A pesar de que no dormimos en toda la noche, la mañana siguiente llegó demasiado rápido. Lentamente, caminamos hacia el barco, donde una gran multitud se había reunido para despedir a los que partíamos. La nave iba a llegar a Nuku‘alofa justo antes de que comenzaran las clases, así que estaba lleno de estudiantes, sobre todo en edad de escuela secundaria, que se iban a estudiar a la «gran» isla de Tongatapu (de treinta y tres kilómetros de largo).

Feki y yo nos despedimos y abrazamos a casi todos. Amábamos a nuestro pequeño rebaño y esperábamos dejarlos mejor de lo que los habíamos encontrado. Amábamos a quienes habíamos bautizado y a los que no habíamos bautizado. Teníamos grandes esperanzas para todos ellos. Todos nos expresaron su amor, tanto los miembros como los que no lo eran. El oficial representante del gobierno nos ofreció una cálida despedida; era un hombre excelente y un gran amigo.

Al subirnos al barco, los santos se reunieron y cantaron el hermoso himno de despedida: «Oka Tau Ka Mavae» («Para siempre Dios esté con vos») como solo los tonganos saben cantar. ¡Si se nos habrá desgarrado el corazón!

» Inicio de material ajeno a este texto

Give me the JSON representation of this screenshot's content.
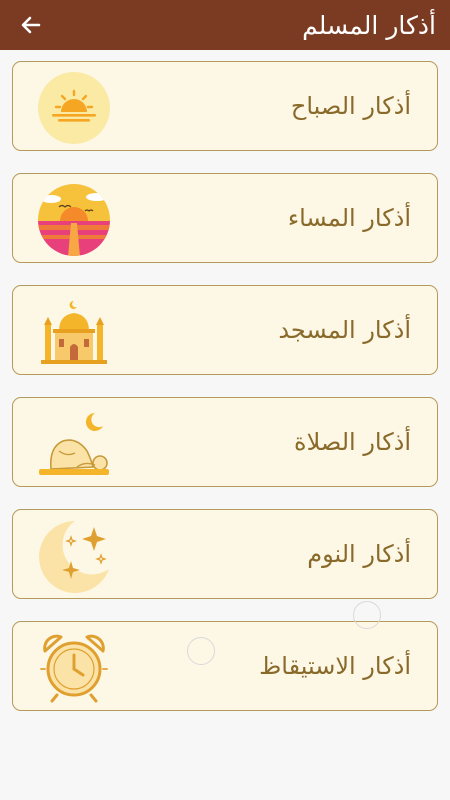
{
  "appbar": {
    "title": "أذكار المسلم",
    "back_icon": "arrow-left-icon",
    "background": "#7b3a22"
  },
  "colors": {
    "card_bg": "#fdf8e6",
    "card_border": "#b59a5a",
    "label": "#8a6a2a",
    "accent": "#f5b52a"
  },
  "items": [
    {
      "label": "أذكار الصباح",
      "icon": "sunrise-icon"
    },
    {
      "label": "أذكار المساء",
      "icon": "sunset-icon"
    },
    {
      "label": "أذكار المسجد",
      "icon": "mosque-icon"
    },
    {
      "label": "أذكار الصلاة",
      "icon": "prostration-icon"
    },
    {
      "label": "أذكار النوم",
      "icon": "moon-stars-icon"
    },
    {
      "label": "أذكار الاستيقاظ",
      "icon": "alarm-clock-icon"
    }
  ]
}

Las lágrimas corrían libremente y era difícil controlar las emociones. Me imagino que la mayoría de los misioneros se sienten así cuando se van de una región y dejan a las personas a quienes han prestado servicio y llegado a amar. Para mí, fue un día de asombro y cumplimiento. El primer presidente de la misión me había pedido que aprendiera el idioma y edificara el reino. Sentía que había cumplido con los dos encargos, al menos hasta cierto punto, ¡y qué asombroso todo lo que aprendí en el trayecto!